Assuming arguendo that the explicit source doctrine does not apply here, Stevens's claim nonetheless fails. As a preliminary matter, the Prison Litigation Reform Act (“PLRA”) prohibits any federal civil action from being brought by a prisoner for mental or emotional injury suffered while in custody without a prior showing of physical injury (or the commission of a sexual assault, which is not alleged in this case). 42 U.S.C. § 1997e(e).

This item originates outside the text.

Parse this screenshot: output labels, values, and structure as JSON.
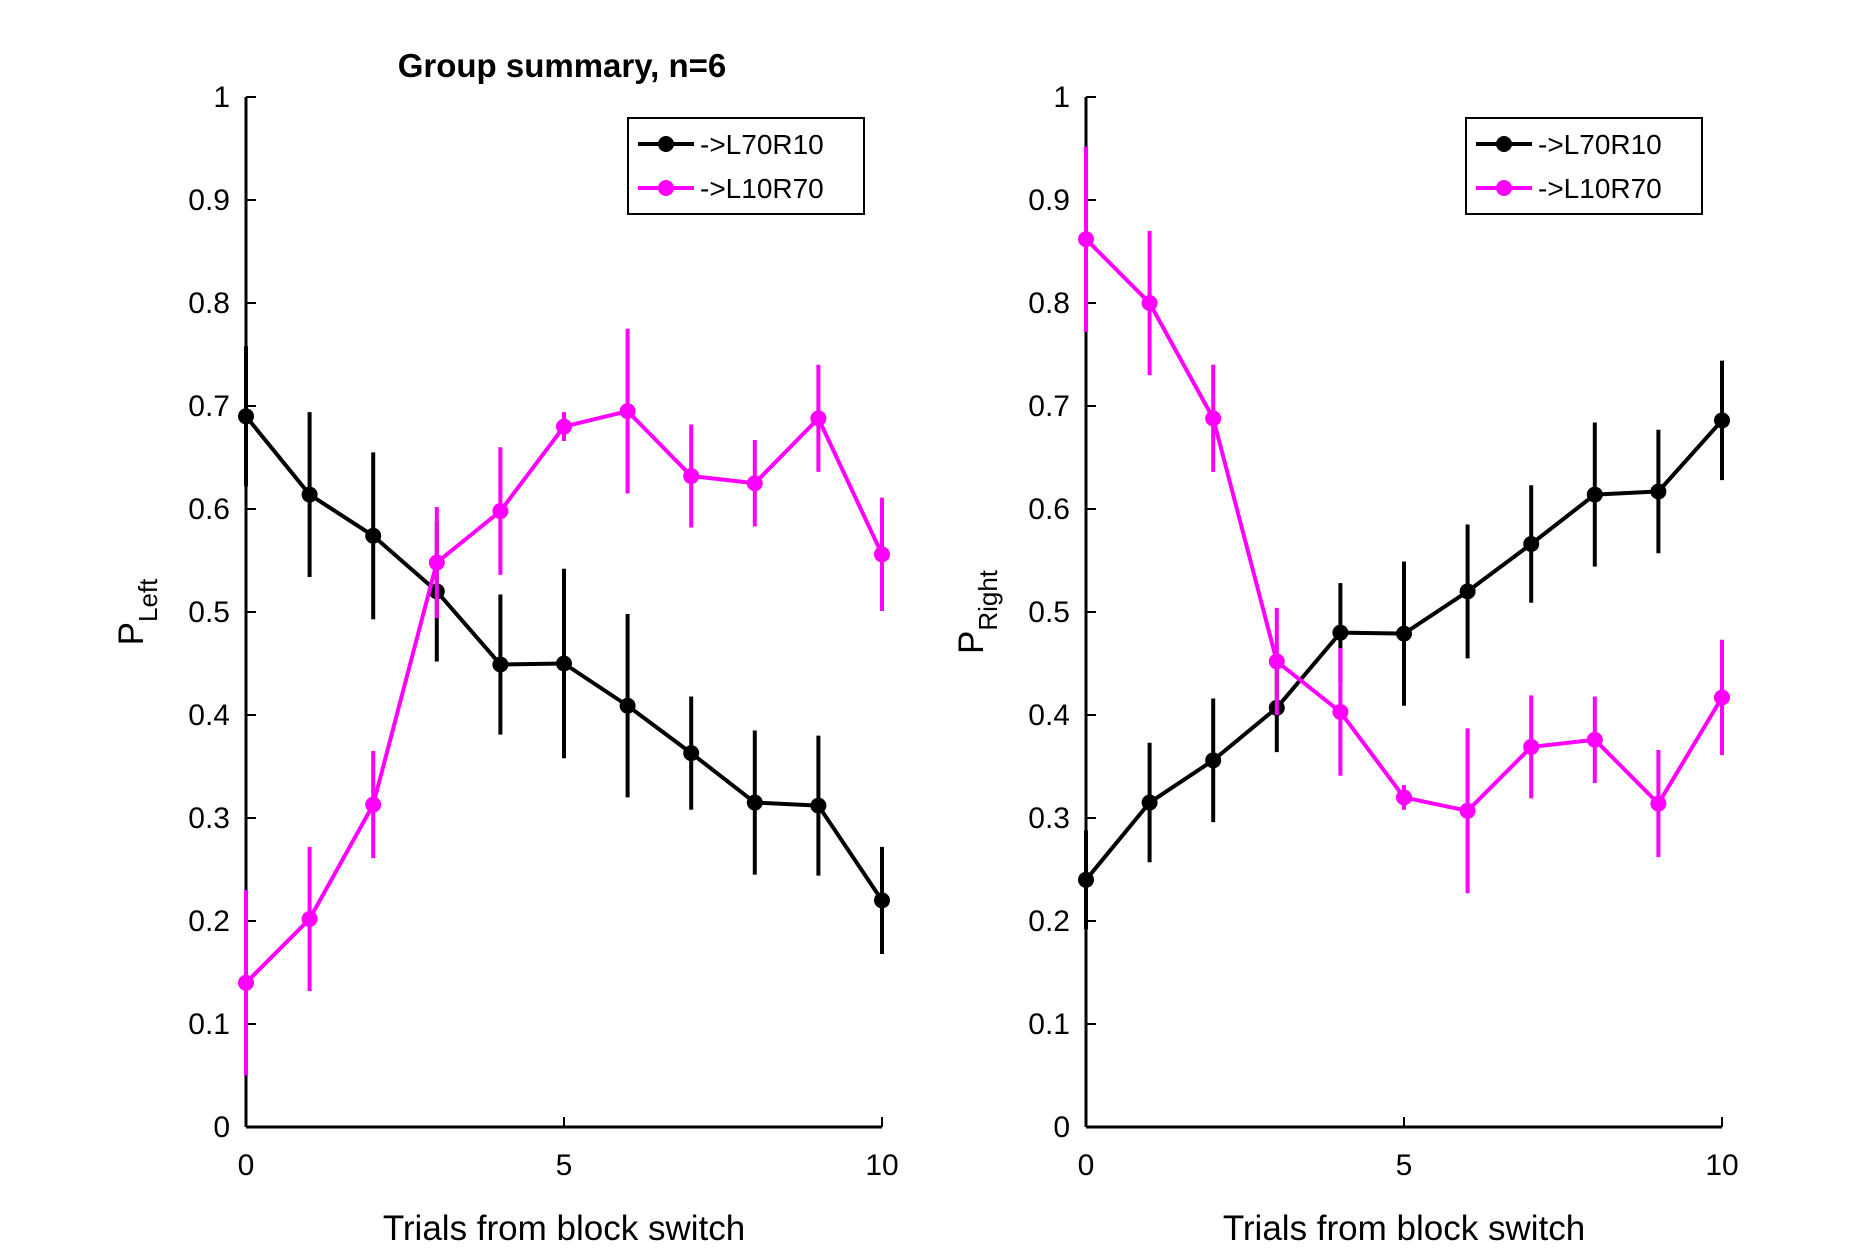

Stevens fails to allege any type of injury, but even if his references to pain and mental anguish suffice to allege a mental injury, that injury is not compensable because he has not made a prior showing of physical injury.
Further, for the same reasons set forth above in support of the conclusion that Stevens's placement in restrictive housing did not constitute a departure from the typical and accepted conditions of confinement, neither his placement in the RHU nor the accompanying loss of privileges falls below the standards mandated by the Eighth Amendment. See Overton, 539 U.S. at 136-37; Castillo, 221 Fed.Appx. at 175.
For all of these reasons, Count Two will be dismissed.
IV. Leave to Amend
The United States Court of Appeals for the Third Circuit, in Phillips v. County of Allegheny, has ruled that if a District Court is dismissing a claim under Fed.R.Civ.P. 12(b)(6) in a civil rights case, it must sua sponte “permit a curative amendment unless such an amendment would be inequitable or futile.” 515 F.3d 224, 245 (3d Cir. 2008).
The Court finds that further amendment of this complaint would be futile. Accordingly, no leave to amend is granted.
V. Conclusion
For the reasons discussed herein, the Motion to Dismiss will be granted and judgment entered in favor of Defendants. An appropriate order follows.